信國泰(デロイト トーマツ コンサルティング)

2017-03-28 07:00

 もちろん、これまでも複数のITシステムから成る環境を結合させて、効率性を上げる取り組みがなされてきた。Service Oriented Architecture(SOA)のようにシステムをまたがって動かすようなミドルウェア技術がその代表格だろう。

 しかしコストや導入期間、技術的な制約やそもそもの技術者の育成の難しさなど、いくつかの理由からSOAが成功した取り組みであるとは言い難い。

 RPAはあくまでデスクトップ環境で各種システムのユーザーインターフェースを介して対象となるアプリケーションを操作するため、あたかも「人間になりかわって」業務を実行する点が今までのシステムとの違いだ。

 これが、RPAがITとして語られるよりも「デジタルレイバー」「デジタルワークフォース」などと呼ばれるゆえんである。当社においては「ロボット人材」と呼称して社内においても活用している。


 世界的にRPAが注目されるのは、シェアードサービスやBPOの活用などで効率化を推進したり人件費単価を下げる取り組みが長年進んできているなか、オフショア拠点の人件費の高騰などでコストメリットが取りづらくなっていることが挙げられる。

 しかし日本や欧州の一部の国ではむしろ絶対的な労働人口そのものが減少しているなかで、自社の競争力維持・向上のために必要な人材の確保が極めて難しくなってきていることが大きな理由となっている。

 導入の効果については次回以降で詳述するが、上記以外にもRPAのもたらす効果として業務の精度の向上(人間は一定の確率で間違いを犯してしまうが、RPAは決められた処理を決して間違わずに遂行する)やトレーサビリティの向上などが挙げられる。
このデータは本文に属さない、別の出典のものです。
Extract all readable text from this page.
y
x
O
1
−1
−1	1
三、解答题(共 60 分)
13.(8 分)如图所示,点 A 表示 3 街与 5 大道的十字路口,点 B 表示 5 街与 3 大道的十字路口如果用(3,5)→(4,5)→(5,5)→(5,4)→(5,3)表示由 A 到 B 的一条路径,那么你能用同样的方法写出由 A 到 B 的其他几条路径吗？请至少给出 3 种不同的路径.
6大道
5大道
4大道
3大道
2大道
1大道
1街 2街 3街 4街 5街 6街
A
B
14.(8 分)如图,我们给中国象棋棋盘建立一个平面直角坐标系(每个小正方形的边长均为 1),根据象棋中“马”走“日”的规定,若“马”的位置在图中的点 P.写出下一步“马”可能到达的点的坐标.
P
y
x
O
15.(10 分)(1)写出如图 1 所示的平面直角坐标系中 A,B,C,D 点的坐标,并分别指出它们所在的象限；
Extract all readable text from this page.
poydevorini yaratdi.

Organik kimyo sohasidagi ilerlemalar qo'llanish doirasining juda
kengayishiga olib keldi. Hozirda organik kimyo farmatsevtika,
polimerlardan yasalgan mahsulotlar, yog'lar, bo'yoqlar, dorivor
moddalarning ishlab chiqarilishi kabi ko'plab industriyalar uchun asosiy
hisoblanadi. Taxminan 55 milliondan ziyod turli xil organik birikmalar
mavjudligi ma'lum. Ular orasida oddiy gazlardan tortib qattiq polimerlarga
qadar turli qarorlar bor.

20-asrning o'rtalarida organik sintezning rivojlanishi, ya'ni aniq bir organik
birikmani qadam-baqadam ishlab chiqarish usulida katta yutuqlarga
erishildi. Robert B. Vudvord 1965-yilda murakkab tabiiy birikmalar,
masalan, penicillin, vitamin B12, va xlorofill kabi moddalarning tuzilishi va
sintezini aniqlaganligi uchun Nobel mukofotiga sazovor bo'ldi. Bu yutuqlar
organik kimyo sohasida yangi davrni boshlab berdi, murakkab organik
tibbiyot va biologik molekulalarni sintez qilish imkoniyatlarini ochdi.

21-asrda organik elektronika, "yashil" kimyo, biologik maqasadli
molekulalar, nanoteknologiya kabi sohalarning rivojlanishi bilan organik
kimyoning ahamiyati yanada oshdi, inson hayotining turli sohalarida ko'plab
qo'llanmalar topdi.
 これはアジアや中国など、高くなってきているとはいえ比較的に人件費の安い地域においても、多国籍企業がRPA導入を推進する大きな理由となっている。

 これらの地域においては労働人口自体は減少局面を迎えていないが、日本と比べてはるかに活発な中途採用の労働市場が形成されており、人材の流動性が非常に高い。

 このようなマーケットで特定の人材に依存せずに自社のオペレーションの質を維持し、ノウハウを保持・集約しておく受け皿としてRPAはうってつけの手法だ。「ロボット人材」のもたらす多面的な効果が、労働環境の違いを超えて先進地域や発展著しい地域などどこにおいても注目を浴びる理由である。